Fundamentos para construção de coleções referenciais na música pós-tonal MODALIDADE: COMUNICAÇÃO Joel Albuquerque ECA – USP [email protected] Paulo de Tarso Salles ECA – USP [email protected] Resumo: Desenvolvemos uma série de considerações sobre alguns conceitos propostos por Dmitri Tymoczko (2007, 2011) para análise de obras pós-tonais que procuraram preservar um entendimento mais convencional da relação entre “escala” e “acorde”, readequados a um novo vocabulário musical mais expandido (modernismo franco-russo). O autor expõe um conjunto de modelos para construção de estruturas escalares recorrentes em obras de compositores como Debussy e Stravinsky – cujas estéticas influenciaram o trabalho de Villa-Lobos. Palavras-chave: Coleções referenciais. Música pós-tonal. Dmitri Tymoczko. Villa-Lobos. Grounds for construction of referential collections in the post-tonal music Abstract: We developed a series of considerations about some concepts proposed by Dmitri Tymoczko (2007, 2011) for analysis of post-tonal works that sought to preserve a more conventional understanding of the relationship between "scale" and "chord", reconfigured to a new musical vocabulary more expanded (Franco-Russian modernism). The author presents a set of models to build scalar structures recurring in works of composers such as Debussy and Stravinsky – whose aesthetic influenced the work of Villa-Lobos. Keywords: referential collections. Post-tonal music. Dmitri Tymoczko. Villa-Lobos.

Dmitri Tymoczko (2007, 2011) se propõe a construir um painel teórico para entender a tradição escalar na música pós-tonal.

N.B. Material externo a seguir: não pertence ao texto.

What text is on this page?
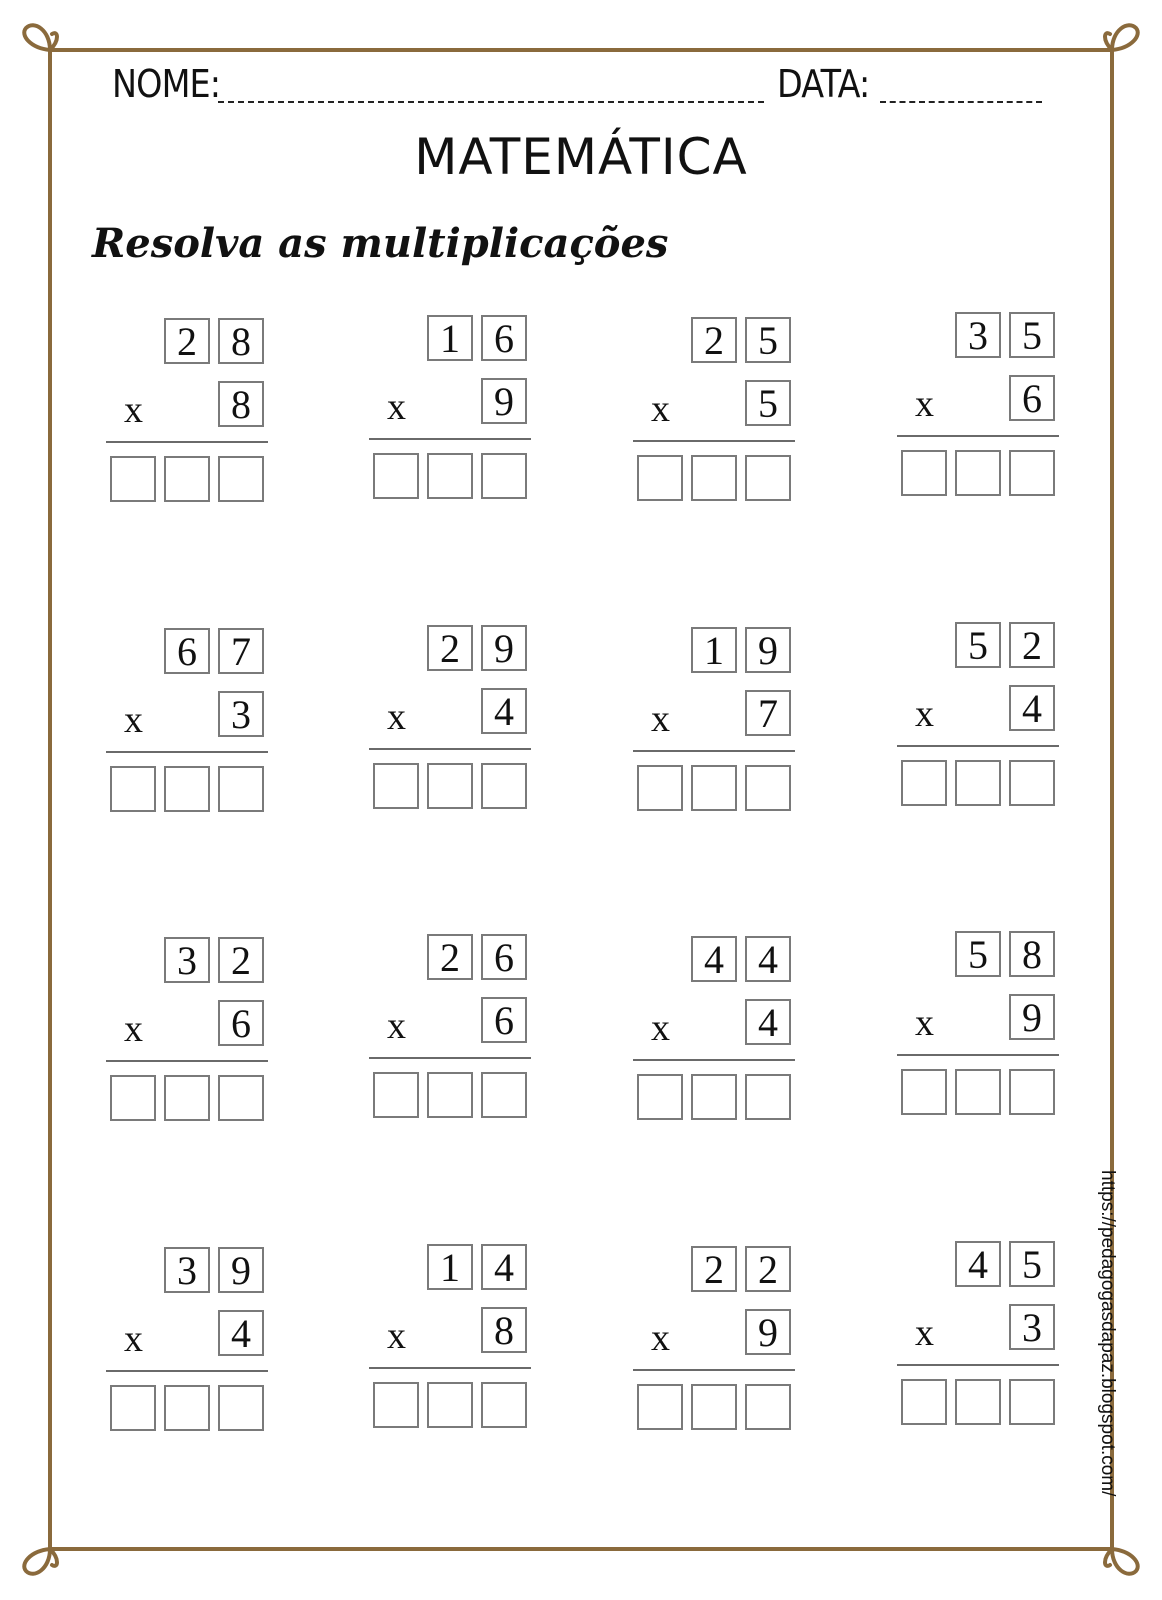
NOME:	DATA:
MATEMÁTICA
Resolva as multiplicações
2 8
x	8
1 6
x	9
2 5
x	5
3 5
x	6
6 7
x	3
2 9
x	4
1 9
x	7
5 2
x	4
3 2
x	6
2 6
x	6
4 4
x	4
5 8
x	9
3 9
x	4
1 4
x	8
2 2
x	9
4 5
x	3	https://pedagogasdapaz.blogspot.com/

O discurso parte de três “restrições” intuitivas para a formação de segmentos de coleções com propriedades similares à tradicional diatônica, fundamentos para um possível procedimento de elaboração de estruturas escalares “ideais” (TYMOCZKO, 2007: 220-25).

1. Segundas diatônicas possuem um ou dois semitons ascendentes (segunda menor e segunda maior); 2. Uma coleção não pode conter semitons sucessivos (ausência melódica do conjunto (012)); 3. Terças diatônicas possuem três ou quatro semitons ascendentes (terça menor e terça maior).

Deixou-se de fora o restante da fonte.